Mitophagy is a selective autophagic process that targets damaged or excess mitochondria for degradation via double-membrane vesicle encapsulation, playing an indispensable role in maintaining intracellular mitochondrial quality control and overall normal function [40]. Studies have shown that in cells and mice with impaired mitophagy due to PINK1 or PARK2 defects, renal injuries such as mitochondrial damage, mitochondrial ROS, and apoptosis are more severe under contrast or LPS exposure than in the wild-type group [39, 41]. However, overexpression of PINK1/Parkin has been shown to protect against cisplatin-induced mitochondrial dysfunction and cellular damage by promoting mitophagy [42]. In our study, we observed that DM-AKG supplementation increased the expression of PINK1/Parkin in CIS-AKI mice. This provides critical molecular-level evidence that DM-AKG mediates mitophagy to improve mitochondrial function. Of interest, a study by Hao Yu et al. found that AKG was able to ameliorate pressure overload-induced cardiac insufficiency in mice by promoting mitophagy and regulating ferroptosis [11]. Notably, we also captured an increase in the number of mitochondrial autophagic lysosomes in renal tissues of CIS-AKI mice after supplementation with DM-AKG, which is strong evidence for the occurrence of mitophagy.

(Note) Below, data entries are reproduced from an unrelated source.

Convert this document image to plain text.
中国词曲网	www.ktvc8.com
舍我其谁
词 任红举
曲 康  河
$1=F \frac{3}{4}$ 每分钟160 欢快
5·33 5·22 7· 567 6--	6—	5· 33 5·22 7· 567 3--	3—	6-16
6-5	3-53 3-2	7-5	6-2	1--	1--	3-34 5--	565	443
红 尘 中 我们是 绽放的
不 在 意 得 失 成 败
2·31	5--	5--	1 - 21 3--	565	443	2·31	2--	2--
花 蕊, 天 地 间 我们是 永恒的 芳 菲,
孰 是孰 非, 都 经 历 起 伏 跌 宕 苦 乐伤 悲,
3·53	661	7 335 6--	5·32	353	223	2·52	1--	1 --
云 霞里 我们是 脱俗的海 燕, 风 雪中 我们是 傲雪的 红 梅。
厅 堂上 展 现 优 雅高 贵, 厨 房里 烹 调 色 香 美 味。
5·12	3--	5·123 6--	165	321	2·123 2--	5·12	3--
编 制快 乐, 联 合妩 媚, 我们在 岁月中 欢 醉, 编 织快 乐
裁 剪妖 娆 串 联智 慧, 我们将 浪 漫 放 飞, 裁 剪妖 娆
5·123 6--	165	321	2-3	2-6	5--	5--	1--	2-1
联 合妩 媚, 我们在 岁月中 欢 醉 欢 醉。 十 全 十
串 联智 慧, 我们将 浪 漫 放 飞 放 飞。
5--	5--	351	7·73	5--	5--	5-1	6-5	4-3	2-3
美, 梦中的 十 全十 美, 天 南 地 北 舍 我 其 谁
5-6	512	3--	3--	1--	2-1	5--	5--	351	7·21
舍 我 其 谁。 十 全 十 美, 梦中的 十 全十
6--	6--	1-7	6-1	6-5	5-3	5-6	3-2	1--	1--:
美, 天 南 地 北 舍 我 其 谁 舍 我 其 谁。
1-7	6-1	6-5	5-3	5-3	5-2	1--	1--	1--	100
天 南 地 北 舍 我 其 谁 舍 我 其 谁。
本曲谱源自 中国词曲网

In conclusion, our findings reveal that DM-AKG confers significant therapeutic benefits in the CIS-AKI model, effectively improving renal function and reducing histopathological damage in the kidney. Additionally, our study underscores the role of DM-AKG in regulating cellular energy metabolism by enhancing mitochondrial function through PINK1/Parkin-mediated mitophagy. However, there are several limitations to our study. For instance, the role and molecular mechanisms of DM-AKG in AKI are not yet fully elucidated and require further exploration using experimental strategies such as gene editing. Moreover, the effect of DM-AKG on energy metabolites in CIS-AKI needs to be confirmed through metabolomics approaches. Furthermore, the efficacy of DM-AKG under different administration strategies is worth considering. Future research should aim to address these limitations to fully harness the potential of DM-AKG in AKI therapy.